Anyone who casts their eyes skyward on the evening of Thursday 21 March might be treated with a view of the supermoon – a phenomenon whereby the moon appears especially large in the sky. One man guaranteed to be watching is John Hurst, chairman of the Nottingham Astronomical Society, a group dedicated to discovering the secrets of space...
Described on their website as “a friendly group of amateur astronomers from all walks of life”, the folk at Nottingham Astronomical Society are united by their love of observing the night sky. Gathering together on the first Thursday of every month at the Memorial Hall in Gotham, guest speakers from across the country are invited to address the collective on all things astronomical in an accessible way.
“Our speakers don't fill the screen with equations. It's not really a university lecture to people who are studying the mathematics of astronomy,” explains John. “They explain these complex ideas in much simpler terms, which does make things more interesting. Even the youngsters can understand.” Past guests have included Dame Jocelyn Bell Burnell, who co-discovered the first radio pulsars in 1967, and Dr Allan Chapman, presenter of Channel 4’s Gods in the Sky and Fellow of the Royal Astronomical Society.
While these monthly talks serve as the backbone for the society’s indoor activities, their primary endeavour is to observe the sky, regularly doing so from their Cotgrave observatory. Hand built by members back in the eighties, the observatory is home to the society’s pride and joy: a 24-inch Newtonian telescope.

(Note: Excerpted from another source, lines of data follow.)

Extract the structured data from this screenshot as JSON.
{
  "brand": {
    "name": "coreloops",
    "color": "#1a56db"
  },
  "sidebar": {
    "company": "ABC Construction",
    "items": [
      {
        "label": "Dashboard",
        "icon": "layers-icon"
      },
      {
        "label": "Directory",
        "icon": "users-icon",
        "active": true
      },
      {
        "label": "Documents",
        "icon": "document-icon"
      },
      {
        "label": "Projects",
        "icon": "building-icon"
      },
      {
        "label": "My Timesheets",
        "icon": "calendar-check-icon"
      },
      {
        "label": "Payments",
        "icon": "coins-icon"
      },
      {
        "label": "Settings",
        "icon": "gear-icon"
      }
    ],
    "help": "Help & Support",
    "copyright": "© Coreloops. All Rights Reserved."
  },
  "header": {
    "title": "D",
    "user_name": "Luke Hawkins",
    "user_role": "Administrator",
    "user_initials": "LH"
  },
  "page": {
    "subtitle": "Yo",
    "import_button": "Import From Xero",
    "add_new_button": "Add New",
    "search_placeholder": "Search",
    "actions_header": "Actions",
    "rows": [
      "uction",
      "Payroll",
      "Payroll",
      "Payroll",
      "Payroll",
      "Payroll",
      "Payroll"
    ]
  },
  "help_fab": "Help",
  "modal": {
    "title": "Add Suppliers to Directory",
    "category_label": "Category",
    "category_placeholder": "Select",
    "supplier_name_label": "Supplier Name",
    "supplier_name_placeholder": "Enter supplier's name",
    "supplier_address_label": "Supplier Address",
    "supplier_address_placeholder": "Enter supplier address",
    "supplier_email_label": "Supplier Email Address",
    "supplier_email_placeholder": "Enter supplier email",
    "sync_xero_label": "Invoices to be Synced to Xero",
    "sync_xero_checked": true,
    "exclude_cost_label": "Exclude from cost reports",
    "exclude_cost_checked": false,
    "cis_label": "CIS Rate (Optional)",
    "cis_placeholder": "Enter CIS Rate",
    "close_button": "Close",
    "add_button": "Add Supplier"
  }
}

Members can lock themselves away and scour the stars to their heart's content - weather permitting, of course. “The weather’s not too kind these days,” says John. “We don’t get many clear nights and, when we do, it’s often short notice. These days it tends to be cold and cloudy, which puts a dampener on it. Being up there in the cold and dark when it’s cloudy is a bit soul-destroying.”
Astronomy has been a lifelong pursuit for many of their members, including John, whose imagination was caught by a set of star charts in a library book he discovered at the age of twelve. Armed with a second-hand naval telescope, he set about learning his way around the night sky. While life as an electrical engineer consumed the majority of his adulthood, he joined the society in 2003 and quickly rose up the ranks. His role as chairman ensured he oversaw the society’s seventieth anniversary celebrations, back in 2016. Or so he thought. “The latest incarnation of the society began in 1946, but we’ve since discovered that, owing to a break because of World War Two, there was actually a Nottingham Astronomical Society started in 1921,” he says. “If we could join the two together, there’s a possibility that we could genuinely say that our society is one hundred years old.”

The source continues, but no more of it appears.